In the results, significant differences in the type and frequency of TBI were observed between the two groups. Epidural and/or subdural hematoma frequently occurred in the isolated TBI group and DAI in the TBI with SEI group. The reason is thought to be due to the difference between the focus of the traumatic impact directed to the head in contrast to the overall body, which means that isolated TBI causes focal brain injury, while the TBI associated with SEI is likely to manifest diffuse brain injury. Also, differences in the treatment may affect the outcome. The frequency of total surgical treatments was significantly higher in the TBI with SEI group, while the frequency of the surgery limited to the brain tended to show a higher incidence (P = 0.06) in the isolated TBI group. Since the difference in GOS between the two groups was not significant, we concluded that the effects of the differences in TBI types and in the surgical treatments on the results of this study would be small.

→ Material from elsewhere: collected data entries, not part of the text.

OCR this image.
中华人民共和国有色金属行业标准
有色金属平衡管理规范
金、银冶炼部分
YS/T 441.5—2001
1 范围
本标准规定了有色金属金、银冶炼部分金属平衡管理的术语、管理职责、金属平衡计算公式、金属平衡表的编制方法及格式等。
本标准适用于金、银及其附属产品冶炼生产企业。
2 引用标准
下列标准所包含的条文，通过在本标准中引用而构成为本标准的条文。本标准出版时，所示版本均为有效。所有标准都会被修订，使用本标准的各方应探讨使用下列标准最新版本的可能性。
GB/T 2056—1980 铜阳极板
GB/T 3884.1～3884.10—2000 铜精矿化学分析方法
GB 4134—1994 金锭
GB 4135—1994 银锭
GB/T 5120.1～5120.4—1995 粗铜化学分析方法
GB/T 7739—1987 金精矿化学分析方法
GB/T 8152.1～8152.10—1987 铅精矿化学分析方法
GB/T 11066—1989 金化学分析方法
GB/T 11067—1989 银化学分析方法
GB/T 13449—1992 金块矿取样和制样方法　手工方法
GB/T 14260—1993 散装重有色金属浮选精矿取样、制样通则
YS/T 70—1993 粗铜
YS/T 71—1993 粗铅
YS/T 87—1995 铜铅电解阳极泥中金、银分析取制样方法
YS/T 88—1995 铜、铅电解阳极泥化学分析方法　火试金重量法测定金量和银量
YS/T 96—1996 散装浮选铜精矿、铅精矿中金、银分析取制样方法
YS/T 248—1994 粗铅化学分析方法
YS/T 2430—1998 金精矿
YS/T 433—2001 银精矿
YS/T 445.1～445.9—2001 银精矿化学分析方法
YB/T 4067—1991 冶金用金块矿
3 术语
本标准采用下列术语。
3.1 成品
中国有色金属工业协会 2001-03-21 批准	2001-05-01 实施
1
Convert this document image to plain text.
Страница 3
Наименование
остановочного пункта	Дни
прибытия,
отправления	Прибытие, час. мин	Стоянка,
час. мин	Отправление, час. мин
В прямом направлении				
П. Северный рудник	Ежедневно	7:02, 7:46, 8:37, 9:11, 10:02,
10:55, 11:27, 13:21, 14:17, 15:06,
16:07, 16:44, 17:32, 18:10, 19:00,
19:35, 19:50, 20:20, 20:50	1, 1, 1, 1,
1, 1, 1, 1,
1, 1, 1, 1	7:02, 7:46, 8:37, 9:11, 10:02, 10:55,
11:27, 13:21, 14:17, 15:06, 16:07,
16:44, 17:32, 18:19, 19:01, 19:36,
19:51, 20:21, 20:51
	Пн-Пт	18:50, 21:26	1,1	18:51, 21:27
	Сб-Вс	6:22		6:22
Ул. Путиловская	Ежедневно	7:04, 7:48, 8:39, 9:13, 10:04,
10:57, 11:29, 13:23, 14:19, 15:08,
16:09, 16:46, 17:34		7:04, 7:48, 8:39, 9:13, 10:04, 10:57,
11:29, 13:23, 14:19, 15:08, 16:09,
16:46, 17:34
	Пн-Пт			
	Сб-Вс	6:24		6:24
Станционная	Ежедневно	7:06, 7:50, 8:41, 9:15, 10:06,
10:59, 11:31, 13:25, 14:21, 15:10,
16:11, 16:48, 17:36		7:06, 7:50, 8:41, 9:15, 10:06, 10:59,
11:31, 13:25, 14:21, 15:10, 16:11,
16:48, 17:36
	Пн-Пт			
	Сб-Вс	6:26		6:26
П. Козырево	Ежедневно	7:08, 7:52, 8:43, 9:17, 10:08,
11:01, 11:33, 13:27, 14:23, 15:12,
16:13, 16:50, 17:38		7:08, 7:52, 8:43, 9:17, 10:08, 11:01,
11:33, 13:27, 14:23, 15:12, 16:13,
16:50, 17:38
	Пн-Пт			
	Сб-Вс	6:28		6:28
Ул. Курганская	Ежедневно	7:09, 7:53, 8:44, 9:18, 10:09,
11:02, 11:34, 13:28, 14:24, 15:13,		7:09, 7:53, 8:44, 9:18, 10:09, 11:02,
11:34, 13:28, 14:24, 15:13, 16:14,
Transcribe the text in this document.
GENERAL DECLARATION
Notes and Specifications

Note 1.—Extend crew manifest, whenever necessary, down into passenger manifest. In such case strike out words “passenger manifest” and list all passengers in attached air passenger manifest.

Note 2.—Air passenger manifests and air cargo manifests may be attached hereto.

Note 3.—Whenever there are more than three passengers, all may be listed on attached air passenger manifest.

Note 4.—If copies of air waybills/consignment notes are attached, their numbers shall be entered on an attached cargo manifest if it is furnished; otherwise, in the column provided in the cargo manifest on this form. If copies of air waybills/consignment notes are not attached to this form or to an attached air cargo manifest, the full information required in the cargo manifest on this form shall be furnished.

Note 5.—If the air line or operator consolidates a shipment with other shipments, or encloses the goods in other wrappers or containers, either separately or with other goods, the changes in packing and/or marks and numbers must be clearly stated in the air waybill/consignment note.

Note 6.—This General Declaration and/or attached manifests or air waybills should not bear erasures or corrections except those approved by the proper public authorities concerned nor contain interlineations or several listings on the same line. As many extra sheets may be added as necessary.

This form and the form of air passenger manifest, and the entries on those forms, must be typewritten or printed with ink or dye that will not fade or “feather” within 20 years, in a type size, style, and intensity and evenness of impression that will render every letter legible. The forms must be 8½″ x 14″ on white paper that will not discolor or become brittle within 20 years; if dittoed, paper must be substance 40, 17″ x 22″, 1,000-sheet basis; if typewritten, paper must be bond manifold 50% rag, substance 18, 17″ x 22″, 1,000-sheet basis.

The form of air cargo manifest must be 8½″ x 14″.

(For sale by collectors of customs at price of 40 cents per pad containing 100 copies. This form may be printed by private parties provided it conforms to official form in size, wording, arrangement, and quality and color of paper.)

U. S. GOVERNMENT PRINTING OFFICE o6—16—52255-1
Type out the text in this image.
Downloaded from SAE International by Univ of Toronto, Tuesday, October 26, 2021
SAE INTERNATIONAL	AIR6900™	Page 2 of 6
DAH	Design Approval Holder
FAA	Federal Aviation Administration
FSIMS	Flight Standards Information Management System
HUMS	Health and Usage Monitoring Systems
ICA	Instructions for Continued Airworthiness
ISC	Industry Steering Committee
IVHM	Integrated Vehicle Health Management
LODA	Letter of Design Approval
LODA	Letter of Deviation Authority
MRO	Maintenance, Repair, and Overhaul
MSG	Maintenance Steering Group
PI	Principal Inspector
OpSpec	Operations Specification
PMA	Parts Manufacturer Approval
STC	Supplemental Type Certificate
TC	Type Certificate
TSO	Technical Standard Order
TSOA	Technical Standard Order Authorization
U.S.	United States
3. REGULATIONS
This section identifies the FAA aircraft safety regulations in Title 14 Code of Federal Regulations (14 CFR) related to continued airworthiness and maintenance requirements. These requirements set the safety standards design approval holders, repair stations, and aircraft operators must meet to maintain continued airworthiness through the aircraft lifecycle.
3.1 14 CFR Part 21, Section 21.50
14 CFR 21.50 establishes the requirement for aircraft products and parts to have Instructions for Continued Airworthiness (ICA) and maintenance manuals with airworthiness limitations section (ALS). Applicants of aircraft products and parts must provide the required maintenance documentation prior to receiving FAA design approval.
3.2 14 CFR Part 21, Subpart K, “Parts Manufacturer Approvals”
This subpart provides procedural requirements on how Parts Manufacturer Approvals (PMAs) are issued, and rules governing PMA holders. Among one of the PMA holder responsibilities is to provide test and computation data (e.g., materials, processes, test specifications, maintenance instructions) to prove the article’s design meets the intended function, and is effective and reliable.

Since on arrival GCS did not differ between the 2 groups in the present study, the primary insult due to head trauma was equivalent severity. However, in the TBI with SEI group, the frequency of hypotension, hypoxia, and coagulopathy attributable to SEI and the total injury severity were higher than in the isolated TBI group. The injured brain in the TBI with SEI group would seem to be more vulnerable to such secondary insults. In the TBI with SEI group, the laboratory values related to coagulation other than platelet count were markedly abnormal. Thrombocytopenia, PT, and D-dimer abnormalities are independent risk factors of cerebral ischemia after injury that have been reported to worsen the outcome of head trauma.[18)] In the present study, the presence/absence of cerebral ischemia after injury was not determined, but the presence of coagulation abnormalities may have been another factor worsening outcome in the TBI with SEI group.

Although reported studies are limited,[19)] secondary insults are thought to induce neuroinflammation, in this way, adversely affecting the outcome of the TBI with SEI group. In recent experiments on head trauma in a mouse model, in the group sustaining repeated bone fractures as compared to isolated TBI cerebral edema was extensive, and the neurological prognostic score was unfavorable.[20)] The authors reported that in the multiple bone fracture, group blood cytokine concentrations were high with the bone fractures enhancing cytokine release and worsening the outcome. Moreover, in the head trauma plus bone fracture group as compared with the head trauma alone group, the level of the inflammation mediator HMGB1 was elevated, while the outcome was reported to be improved by anti-HMGB1 administration.[21)]

In the present study, the functional outcome in the TBI with SEI group was found to be worse than that in the isolated TBI group. This was attributed to the secondary insults, such as hypotension and worsening of coagulopathy induced by the presence of SEI. Various therapeutic strategies including hypothermia have been attempted to improve the outcome of head trauma, albeit without any hard evidence of their effectiveness. Future studies will need to focus on the mitigation of secondary insults in TBI with SEI,[13)] for example, by devising novel strategies to modulate neuroinflammation.

Conclusion

SEI is an independent prognostic factor for mortality in TBI patients. Hypotension and coagulopathy caused by SEI are considerable factors underlying the secondary insults to TBI. It is important to manage not only the brain but also the whole body including systemic circulation and coagulation in the treatment of TBI patients with SEI.